Efficient Cellular Fractionation for RNA and Protein Isolation
|Ambion's Protein and RNA Isolation System, PARIS™, uses a rapid and simple procedure to isolate both total RNA and native protein from the same experimental sample. Cultured cells and tissues that are either fresh, frozen, or treated with RNA stabilization reagents such as RNAlater® and RNAlater®-ICE, are all compatible with the procedure. This kit provides a unique tool for researchers who need both RNA and protein for various downstream analysis, reducing time, cost, and variability between independent experimental samples. The PARIS Kit also permits separation of nuclear and cytoplasmic fractions from fresh cultured cells prior to RNA and/or protein isolation. Here, we tested the procedure with various mammalian cell types and show that both RNA and native protein are efficiently recovered from nuclear and cytoplasmic fractions with virtually no cross contamination between the two cellular compartments.|
Fast and Simple Cellular Fractionation
The PARIS Kit also contains a solution optimized for rapid nuclear/cytoplasmic fractionation of fresh cultured cells. The fractionation method is based on differential lysis of plasma and nuclear membranes by nonionic detergents. After selective lysis of the plasma membrane in Cell Fractionation Buffer, intact nuclei are collected by a quick centrifugation step and resuspended in Cell Disruption Buffer. The supernatant contains all of the cytoplasmic components. Following the same procedure described above, both protein and high quality RNA can then be isolated from each cellular fraction. The entire procedure for the simultaneous isolation of RNA and native protein from total or nuclear and cytoplasmic fractions can be completed in as little as 30 minutes.
Efficient Cellular Fractionation with Various Cell Types
Figure 1. Comparison of Total, Cytoplasmic, and Nuclear RNA and Protein From Different Cell Lines. RNA and protein were isolated from 1 x 106 cells using the PARIS Kit. To allow direct comparison between total (T), cytoplasmic (C), and nuclear (N) fractions, the same proportion (~5%) of each prep was analyzed by denaturing agarose gel electrophoresis (NorthernMax®-Gly Kit) or Western blot with anti-GAPDH antibody (Ambion). Nuclear vs cytoplasmic fractionation was performed in triplicate for 293 cells. M: Millennium Markers™.
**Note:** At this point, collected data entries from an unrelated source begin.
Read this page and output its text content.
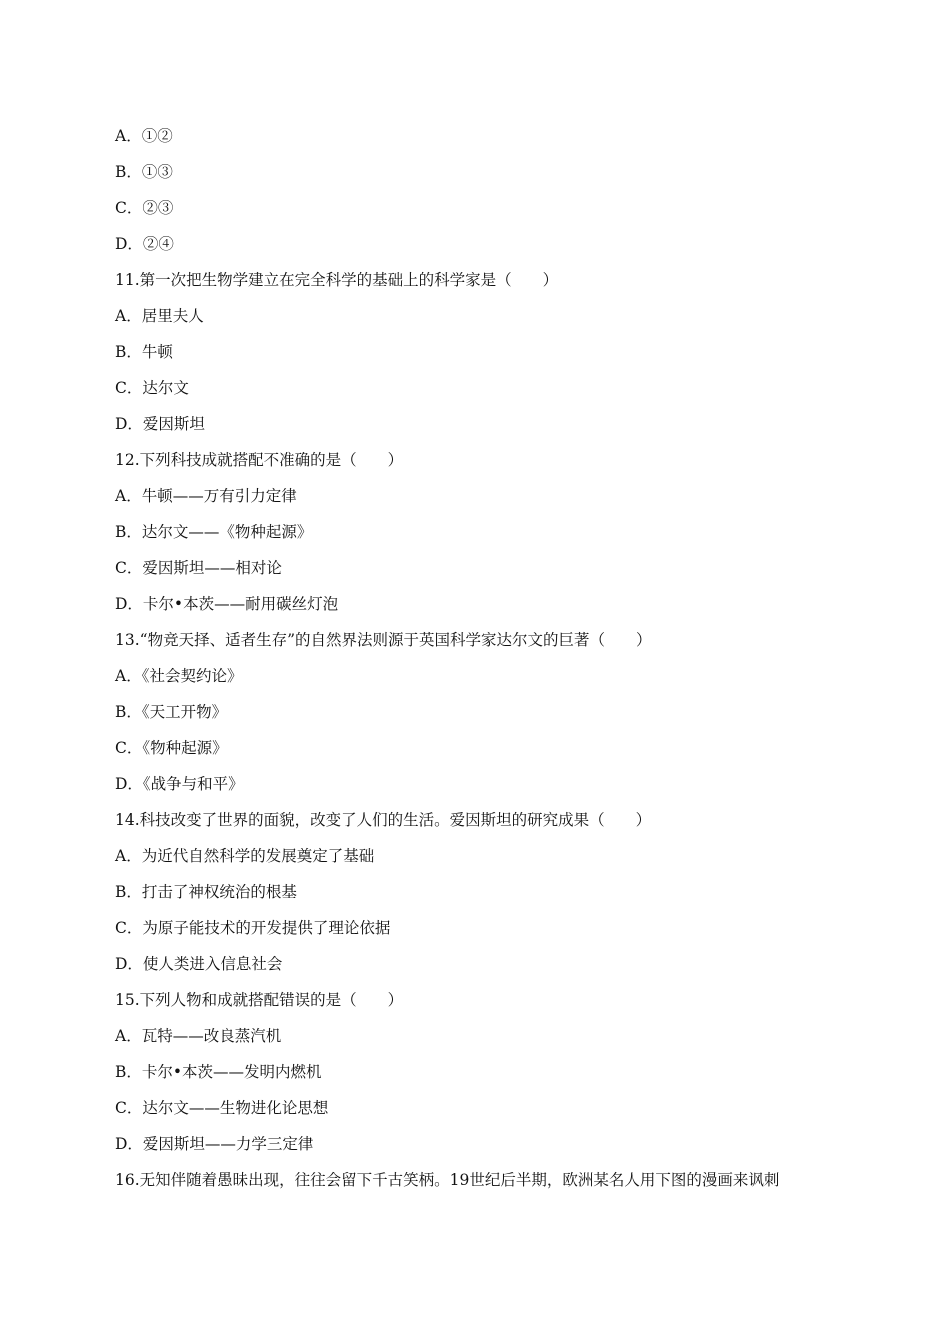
A．①②
B．①③
C．②③
D．②④
11.第一次把生物学建立在完全科学的基础上的科学家是（　　）
A．居里夫人
B．牛顿
C．达尔文
D．爱因斯坦
12.下列科技成就搭配不准确的是（　　）
A．牛顿——万有引力定律
B．达尔文——《物种起源》
C．爱因斯坦——相对论
D．卡尔•本茨——耐用碳丝灯泡
13.“物竞天择、适者生存”的自然界法则源于英国科学家达尔文的巨著（　　）
A．《社会契约论》
B．《天工开物》
C．《物种起源》
D．《战争与和平》
14.科技改变了世界的面貌，改变了人们的生活。爱因斯坦的研究成果（　　）
A．为近代自然科学的发展奠定了基础
B．打击了神权统治的根基
C．为原子能技术的开发提供了理论依据
D．使人类进入信息社会
15.下列人物和成就搭配错误的是（　　）
A．瓦特——改良蒸汽机
B．卡尔•本茨——发明内燃机
C．达尔文——生物进化论思想
D．爱因斯坦——力学三定律
16.无知伴随着愚昧出现，往往会留下千古笑柄。19世纪后半期，欧洲某名人用下图的漫画来讽刺
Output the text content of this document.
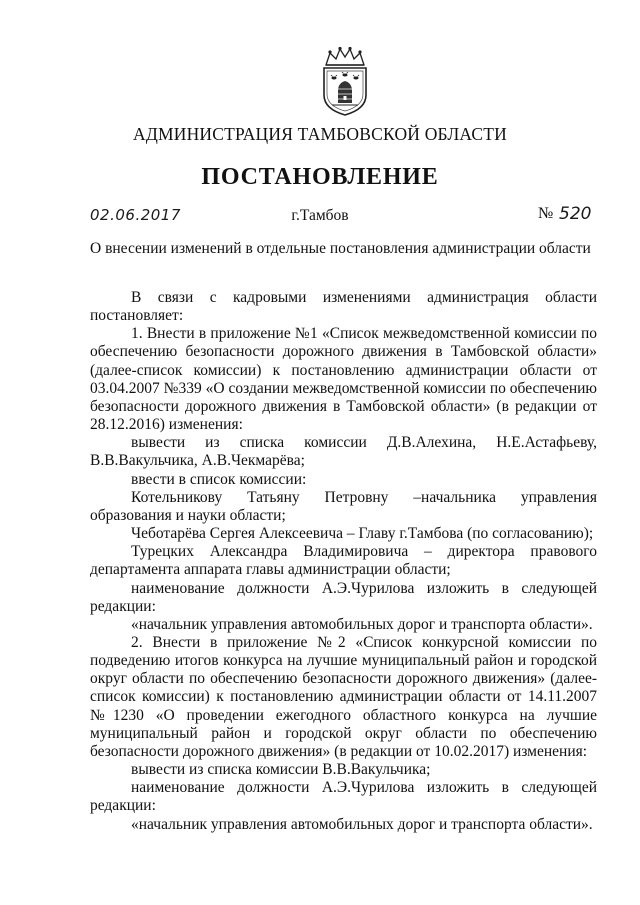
АДМИНИСТРАЦИЯ ТАМБОВСКОЙ ОБЛАСТИ
ПОСТАНОВЛЕНИЕ
02.06.2017	г.Тамбов	№ 520
О внесении изменений в отдельные постановления администрации области

В связи с кадровыми изменениями администрация области постановляет:

1. Внести в приложение №1 «Список межведомственной комиссии по обеспечению безопасности дорожного движения в Тамбовской области» (далее-список комиссии) к постановлению администрации области от 03.04.2007 №339 «О создании межведомственной комиссии по обеспечению безопасности дорожного движения в Тамбовской области» (в редакции от 28.12.2016) изменения:

вывести из списка комиссии Д.В.Алехина, Н.Е.Астафьеву, В.В.Вакульчика, А.В.Чекмарёва;

ввести в список комиссии:

Котельникову Татьяну Петровну –начальника управления образования и науки области;

Чеботарёва Сергея Алексеевича – Главу г.Тамбова (по согласованию);

Турецких Александра Владимировича – директора правового департамента аппарата главы администрации области;

наименование должности А.Э.Чурилова изложить в следующей редакции:

«начальник управления автомобильных дорог и транспорта области».

2. Внести в приложение №2 «Список конкурсной комиссии по подведению итогов конкурса на лучшие муниципальный район и городской округ области по обеспечению безопасности дорожного движения» (далее-список комиссии) к постановлению администрации области от 14.11.2007 №1230 «О проведении ежегодного областного конкурса на лучшие муниципальный район и городской округ области по обеспечению безопасности дорожного движения» (в редакции от 10.02.2017) изменения:

вывести из списка комиссии В.В.Вакульчика;

наименование должности А.Э.Чурилова изложить в следующей редакции:

«начальник управления автомобильных дорог и транспорта области».
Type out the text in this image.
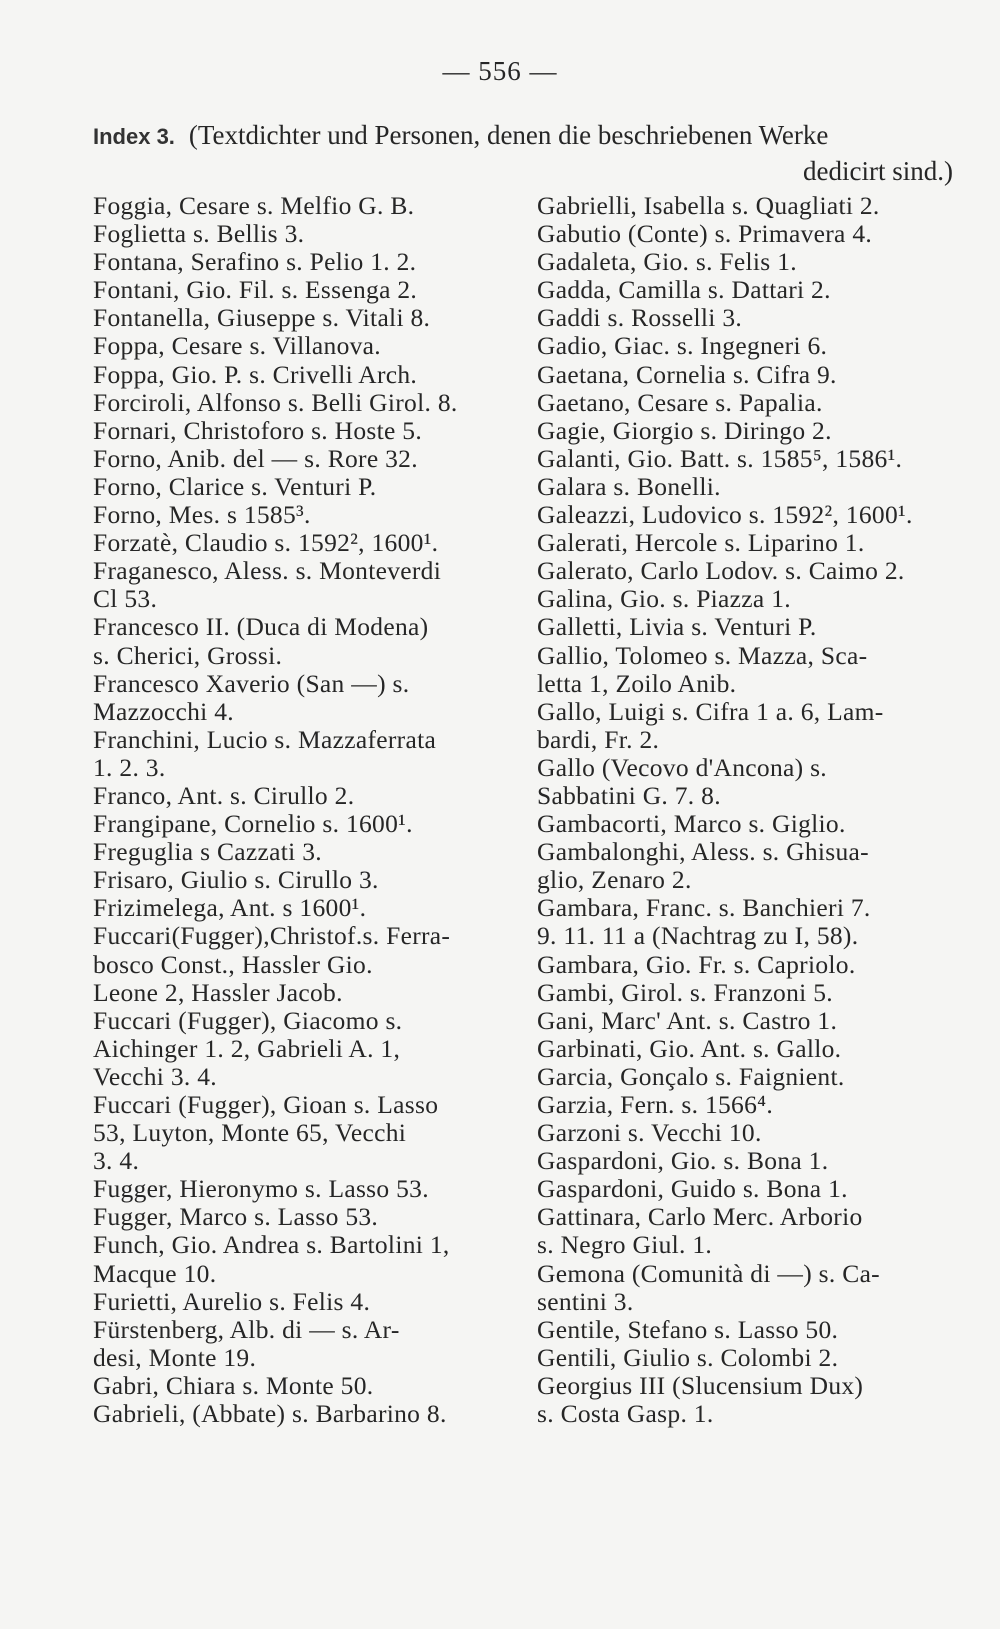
— 556 —
Index 3. (Textdichter und Personen, denen die beschriebenen Werke
dedicirt sind.)
Foggia, Cesare s. Melfio G. B.
Foglietta s. Bellis 3.
Fontana, Serafino s. Pelio 1. 2.
Fontani, Gio. Fil. s. Essenga 2.
Fontanella, Giuseppe s. Vitali 8.
Foppa, Cesare s. Villanova.
Foppa, Gio. P. s. Crivelli Arch.
Forciroli, Alfonso s. Belli Girol. 8.
Fornari, Christoforo s. Hoste 5.
Forno, Anib. del — s. Rore 32.
Forno, Clarice s. Venturi P.
Forno, Mes. s 1585³.
Forzatè, Claudio s. 1592², 1600¹.
Fraganesco, Aless. s. Monteverdi
Cl 53.
Francesco II. (Duca di Modena)
s. Cherici, Grossi.
Francesco Xaverio (San —) s.
Mazzocchi 4.
Franchini, Lucio s. Mazzaferrata
1. 2. 3.
Franco, Ant. s. Cirullo 2.
Frangipane, Cornelio s. 1600¹.
Freguglia s Cazzati 3.
Frisaro, Giulio s. Cirullo 3.
Frizimelega, Ant. s 1600¹.
Fuccari(Fugger),Christof.s. Ferra-
bosco Const., Hassler Gio.
Leone 2, Hassler Jacob.
Fuccari (Fugger), Giacomo s.
Aichinger 1. 2, Gabrieli A. 1,
Vecchi 3. 4.
Fuccari (Fugger), Gioan s. Lasso
53, Luyton, Monte 65, Vecchi
3. 4.
Fugger, Hieronymo s. Lasso 53.
Fugger, Marco s. Lasso 53.
Funch, Gio. Andrea s. Bartolini 1,
Macque 10.
Furietti, Aurelio s. Felis 4.
Fürstenberg, Alb. di — s. Ar-
desi, Monte 19.
Gabri, Chiara s. Monte 50.
Gabrieli, (Abbate) s. Barbarino 8.
Gabrielli, Isabella s. Quagliati 2.
Gabutio (Conte) s. Primavera 4.
Gadaleta, Gio. s. Felis 1.
Gadda, Camilla s. Dattari 2.
Gaddi s. Rosselli 3.
Gadio, Giac. s. Ingegneri 6.
Gaetana, Cornelia s. Cifra 9.
Gaetano, Cesare s. Papalia.
Gagie, Giorgio s. Diringo 2.
Galanti, Gio. Batt. s. 1585⁵, 1586¹.
Galara s. Bonelli.
Galeazzi, Ludovico s. 1592², 1600¹.
Galerati, Hercole s. Liparino 1.
Galerato, Carlo Lodov. s. Caimo 2.
Galina, Gio. s. Piazza 1.
Galletti, Livia s. Venturi P.
Gallio, Tolomeo s. Mazza, Sca-
letta 1, Zoilo Anib.
Gallo, Luigi s. Cifra 1 a. 6, Lam-
bardi, Fr. 2.
Gallo (Vecovo d'Ancona) s.
Sabbatini G. 7. 8.
Gambacorti, Marco s. Giglio.
Gambalonghi, Aless. s. Ghisua-
glio, Zenaro 2.
Gambara, Franc. s. Banchieri 7.
9. 11. 11 a (Nachtrag zu I, 58).
Gambara, Gio. Fr. s. Capriolo.
Gambi, Girol. s. Franzoni 5.
Gani, Marc' Ant. s. Castro 1.
Garbinati, Gio. Ant. s. Gallo.
Garcia, Gonçalo s. Faignient.
Garzia, Fern. s. 1566⁴.
Garzoni s. Vecchi 10.
Gaspardoni, Gio. s. Bona 1.
Gaspardoni, Guido s. Bona 1.
Gattinara, Carlo Merc. Arborio
s. Negro Giul. 1.
Gemona (Comunità di —) s. Ca-
sentini 3.
Gentile, Stefano s. Lasso 50.
Gentili, Giulio s. Colombi 2.
Georgius III (Slucensium Dux)
s. Costa Gasp. 1.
Efficient cellular fractionation at the protein level was confirmed by Western blot analysis with an antibody specific for the cytoplasmic GAPDH protein (Figure 1, bottom panels). Equivalent amounts of GAPDH protein were present in the total and cytoplasmic fractions with no detectable cross contamination in the nuclear fraction for the four cell types tested.
Isolation of Intronless Cytoplasmic mRNA
Figure 2. Analysis of Fibronectin pre-mRNA Splicing. The mutually exclusive alternative splicing of fibronectin exon EIIIb was analyzed by RT-PCR (35 cycles) using total (T), cytoplasmic (C), and nuclear (N) RNA isolated from 293 cells with the PARIS Kit. Using an intron-specific primer, the unspliced form was detected only in the total and nuclear fractions. No PCR products were detected in the minus RT and minus RNA controls (data not shown).
Isolation of Native Protein
Figure 3. Luciferase Activity in HeLa Cells Lysates. 3x105 HeLa cells were transfected in duplicate in 6 well plate with 1 µg of luciferase mRNA. The relative luciferase activity in each protein fraction prepared with the PARIS Kit was measure 18 hours after transfection. Luciferase mRNA was prepared with Ambion's mMESSAGE mMACHINE® and Poly(A) Tailing Kits.
2D Protein Analysis
Figure 4. 2D Analysis of Proteins Isolated Using the PARIS Kit. Total, nuclear, and cytoplasmic proteins (~25 µg) from HeLa cells were resolved using a pH 4-7 IPG gel followed by 8-16% SDS-PAGE. Gels were stained with SYPRO® Ruby (Molecular Probes). Panels on the right show a magnification of a portion of each gel and an overlay of the nuclear and cytoplasmic gel pictures.